Chris: So in a world where you're a head of CS, and your Sales peer is a dictator, your Product peers or Engineering peers are egotistical maniacs, your Marketing person’s head is always in the clouds, and somehow you're supposed to drive the resources of the organization, how does one level up their influence on the executive team with those peers?

Jeb: Here’s what I did. I managed by influence rather than trying to have line authority over everyone. Of course I had my own team, but the whole purpose of the team was to influence the rest of the organization, drive change, experiment and try things out and then deploy them where they best fit. But the purpose was never to own—and definitely never to be in competition with the rest of the organization

 

I found that the single best thing to do as a CCO was to build street cred—particularly with Sales and Engineering at Oracle. And building street cred meant getting engaged with deals. I would not have been successful at Oracle doing anything as a CCO had I not actively engaged with the Sales organization to close deals. 

 

There shouldn’t be a CS leader anywhere in existence that doesn't spend a significant part of their day being an executive sponsor for important accounts and being very actively involved in deals and issue resolution. We have a responsibility to help drive revenue for the company.

 

If your job really is to run focus groups and do journey mapping, I just don't think that you'll be able to make a real impact on the business and you won't be taken seriously as a real strategic leader.

 

Chris: That might be the best advice I've heard in a month, which is if you want to drive influence at the executive level, help close the deals.
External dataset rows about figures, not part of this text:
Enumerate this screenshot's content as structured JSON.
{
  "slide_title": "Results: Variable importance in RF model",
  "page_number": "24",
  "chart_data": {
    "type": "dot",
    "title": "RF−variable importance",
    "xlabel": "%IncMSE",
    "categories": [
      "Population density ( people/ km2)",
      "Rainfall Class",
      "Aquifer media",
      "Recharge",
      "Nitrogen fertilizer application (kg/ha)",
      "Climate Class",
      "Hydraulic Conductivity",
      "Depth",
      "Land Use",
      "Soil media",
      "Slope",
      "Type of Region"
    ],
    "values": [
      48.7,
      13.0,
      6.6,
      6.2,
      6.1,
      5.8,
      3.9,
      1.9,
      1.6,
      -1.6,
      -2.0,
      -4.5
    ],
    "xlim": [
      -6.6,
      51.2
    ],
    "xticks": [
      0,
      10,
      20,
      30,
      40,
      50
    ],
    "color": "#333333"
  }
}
Jeb: Exactly. Get off your ass and get on an airplane. And I'll tell you what, this was by far the most rewarding part of my job. Even after essentially 100% of Oracle's products became available as a cloud service and we had CHROs, CMOs, and CFOs as customers, the principal person I worked with for 21 years when I was at Oracle was the customer’s CIO. If I knew 100 CIOs around the world, I always felt a responsibility to maintain those relationships, advocate for those customers, and help drive business because of those relationships.

 

So I made it my job to be, and I know this term dates me, the human Rolodex for the top 100 CIOs in the world. Because my job was to know them and have a relationship with them so I could call them and have a conversation. There were so many times where the rep or the strategic account manager requested that I call the CIO because they didn’t have that relationship. I would also become an executive sponsor for many of those customers. 

 

Now, I couldn’t be an executive sponsor for every account, but I could get on airplanes four or five days a week, cover a lot of area, and be a valuable resource by putting myself in the position of doing a warm handoff and setting the relationship up for success. 

 

I believe every CCO should operate that way. There's literally no substitute for engaging with customers.

 

Chris: How can a CS leader know if they’re too tactical and not strategic enough? Are there any common pitfalls that would reveal a leader is being too tactical?

Jeb: There are two dimensions here. There's tactical versus strategic and process versus results. I think you're too tactical if you're more process-oriented than you are results-oriented. And the symptom that reveals being too process-oriented is that you're not focused on the results for your own organization by focusing on your customer's results. 

 

To me, there are two litmus tests to understand if you are an effective CS leader:

1) Whether you are actively engaged with the Sales organization to drive business.

2) Whether all the customer feedback being collected and analyzed is being actioned upon.

 

If it's a “no” to either of those two, if for example feedback is just fodder for interesting conversation, it’s a complete waste of time. And actually, it’s worse than a waste of time—it's counterproductive. You will be labeled as a person who does some “interesting stuff,” but never delivers any real outcomes or results.